O veículo e Bukele já se enfrentaram repetidamente por causa das investigações do El Faro sobre suposta corrupção durante sua gestão, incluindo reportagens de que representantes do governo mantiveram conversas com gangues. O suposto bloqueio de ativos ocorreu pouco depois de o El Faro e o PBS Frontline lançarem um documentário sobre essas negociações com gangues.
Bukele assumiu o cargo em 2019 com um discurso anticorrupção e era então o líder mais jovem da região. Organizações de direitos humanos intensificaram desde então as críticas à sua abordagem, apontando repressão à dissidência e abusos sob um estado de exceção de quatro anos que levou à prisão de mais de 91.000 pessoas.
O gabinete de Bukele não respondeu imediatamente a um pedido de comentário. Em disputas anteriores, o presidente classificou as reportagens do El Faro como "fake news".
Dada disse que o El Faro não recebeu notificação formal do governo sobre os bloqueios. Ele disse que o veículo tomou conhecimento da medida por informações do banco e do registro de imóveis.
Desde 2020, as autoridades salvadorenhas realizam auditorias contínuas no veículo enquanto alegam que ele sonegou US$ 200.000 em impostos, acusação que Dada rejeitou.
Jornalistas do El Faro também enfrentaram intrusões de spyware. Em 2022, o spyware Pegasus foi encontrado em mais de 20 iPhones usados por seus repórteres, e ainda naquele ano os jornalistas processaram a NSO Group na justiça federal dos Estados Unidos.

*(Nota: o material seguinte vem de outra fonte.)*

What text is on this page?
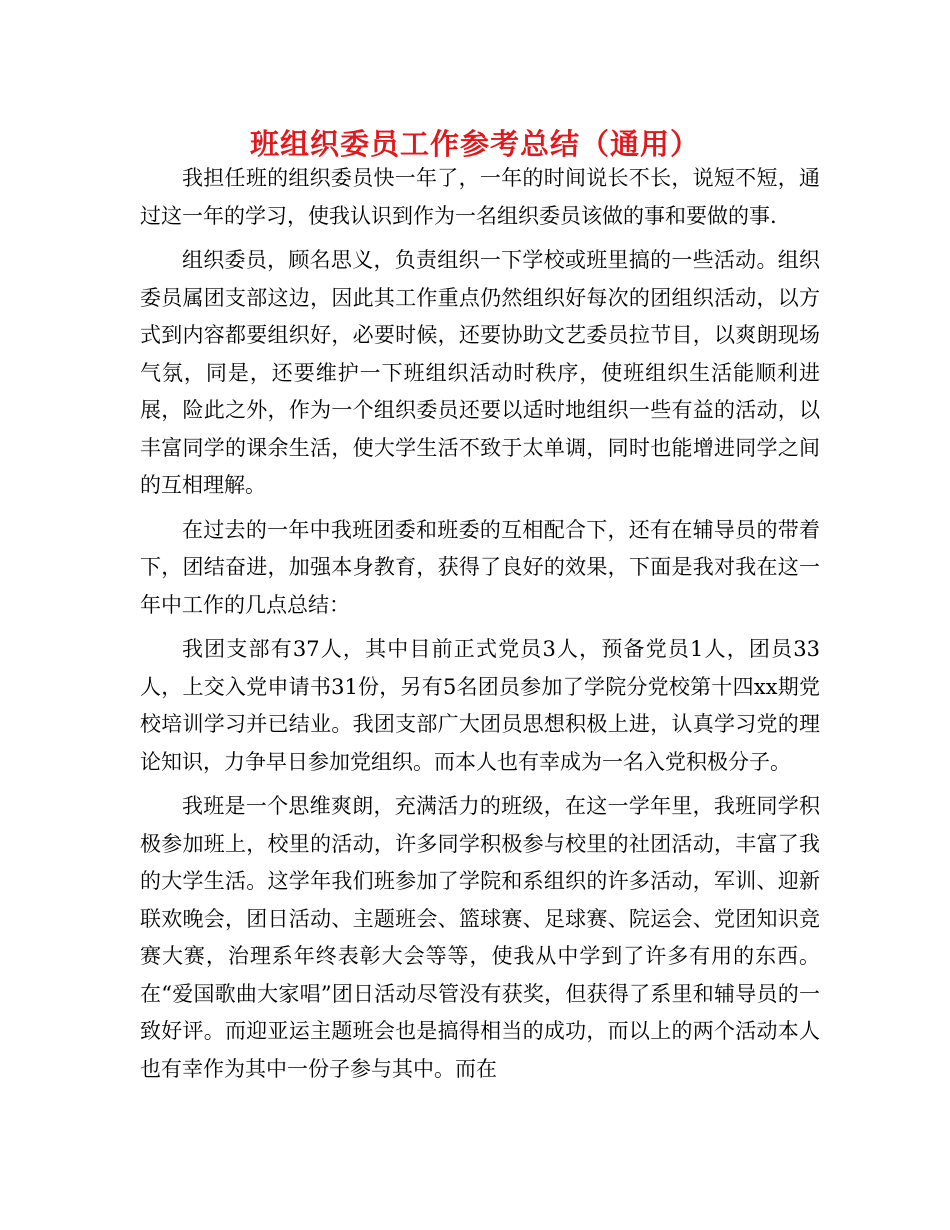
班组织委员工作参考总结（通用）

我担任班的组织委员快一年了，一年的时间说长不长，说短不短，通过这一年的学习，使我认识到作为一名组织委员该做的事和要做的事.

组织委员，顾名思义，负责组织一下学校或班里搞的一些活动。组织委员属团支部这边，因此其工作重点仍然组织好每次的团组织活动，以方式到内容都要组织好，必要时候，还要协助文艺委员拉节目，以爽朗现场气氛，同是，还要维护一下班组织活动时秩序，使班组织生活能顺利进展，险此之外，作为一个组织委员还要以适时地组织一些有益的活动，以丰富同学的课余生活，使大学生活不致于太单调，同时也能增进同学之间的互相理解。

在过去的一年中我班团委和班委的互相配合下，还有在辅导员的带着下，团结奋进，加强本身教育，获得了良好的效果，下面是我对我在这一年中工作的几点总结：

我团支部有37人，其中目前正式党员3人，预备党员1人，团员33人，上交入党申请书31份，另有5名团员参加了学院分党校第十四xx期党校培训学习并已结业。我团支部广大团员思想积极上进，认真学习党的理论知识，力争早日参加党组织。而本人也有幸成为一名入党积极分子。

我班是一个思维爽朗，充满活力的班级，在这一学年里，我班同学积极参加班上，校里的活动，许多同学积极参与校里的社团活动，丰富了我的大学生活。这学年我们班参加了学院和系组织的许多活动，军训、迎新联欢晚会，团日活动、主题班会、篮球赛、足球赛、院运会、党团知识竞赛大赛，治理系年终表彰大会等等，使我从中学到了许多有用的东西。在“爱国歌曲大家唱”团日活动尽管没有获奖，但获得了系里和辅导员的一致好评。而迎亚运主题班会也是搞得相当的成功，而以上的两个活动本人也有幸作为其中一份子参与其中。而在
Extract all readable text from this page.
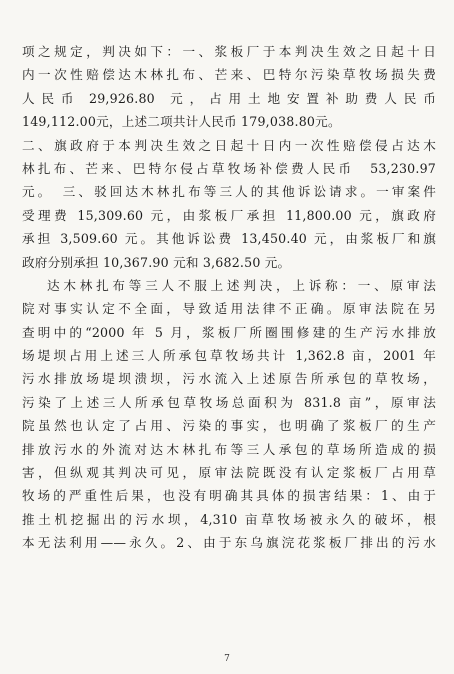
项之规定，判决如下：一、浆板厂于本判决生效之日起十日
内一次性赔偿达木林扎布、芒来、巴特尔污染草牧场损失费
人 民 币　29,926.80　元 ， 占 用 土 地 安 置 补 助 费 人 民 币
149,112.00元，上述二项共计人民币 179,038.80元。
二、旗政府于本判决生效之日起十日内一次性赔偿侵占达木
林扎布、芒来、巴特尔侵占草牧场补偿费人民币　53,230.97
元。　三、驳回达木林扎布等三人的其他诉讼请求。一审案件
受理费 15,309.60 元，由浆板厂承担 11,800.00 元，旗政府
承担 3,509.60 元。其他诉讼费 13,450.40 元，由浆板厂和旗
政府分别承担 10,367.90 元和 3,682.50 元。
达木林扎布等三人不服上述判决，上诉称：一、原审法
院对事实认定不全面，导致适用法律不正确。原审法院在另
查明中的“2000 年 5 月，浆板厂所圈围修建的生产污水排放
场堤坝占用上述三人所承包草牧场共计 1,362.8 亩，2001 年
污水排放场堤坝溃坝，污水流入上述原告所承包的草牧场，
污染了上述三人所承包草牧场总面积为 831.8 亩”，原审法
院虽然也认定了占用、污染的事实，也明确了浆板厂的生产
排放污水的外流对达木林扎布等三人承包的草场所造成的损
害，但纵观其判决可见，原审法院既没有认定浆板厂占用草
牧场的严重性后果，也没有明确其具体的损害结果：1、由于
推土机挖掘出的污水坝，4,310 亩草牧场被永久的破坏，根
本无法利用——永久。2、由于东乌旗浣花浆板厂排出的污水
7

A organização transferiu sua sede para a Costa Rica em 2023, citando o que chamou de ambiente repressivo em El Salvador. Ela afirma que todos os seus integrantes vivem agora no exílio, fora do país.
A pressão sobre críticos se intensificou ainda mais em 2025, quando a conhecida defensora de direitos humanos Ruth López foi presa. Um ano depois, ela permanece na prisão sem julgamento e com acesso limitado a parentes e à defesa. Pouco depois, em julho de 2025, a Cristosal — principal organização de direitos humanos onde ela trabalhava — anunciou que estava deixando El Salvador, citando crescente assédio e ameaças legais.
Observadores regionais dizem que investigações fiscais e apreensões de ativos têm sido usadas em outros lugares para intimidar vozes críticas, com a Nicarágua sob o presidente Daniel Ortega citada como exemplo principal.
Na coletiva de imprensa na quinta-feira, Claudia Paz y Paz, diretora do Centro pela Justiça e o Direito Internacional, com sede na Costa Rica, que representa o El Faro perante a Comissão Interamericana de Direitos Humanos, disse que o bloqueio configura "retaliação" pelas reportagens do veículo e visa "silenciar as vozes dos jornalistas".
Sindicado de Jamaica Gleaner · publicado originalmente em .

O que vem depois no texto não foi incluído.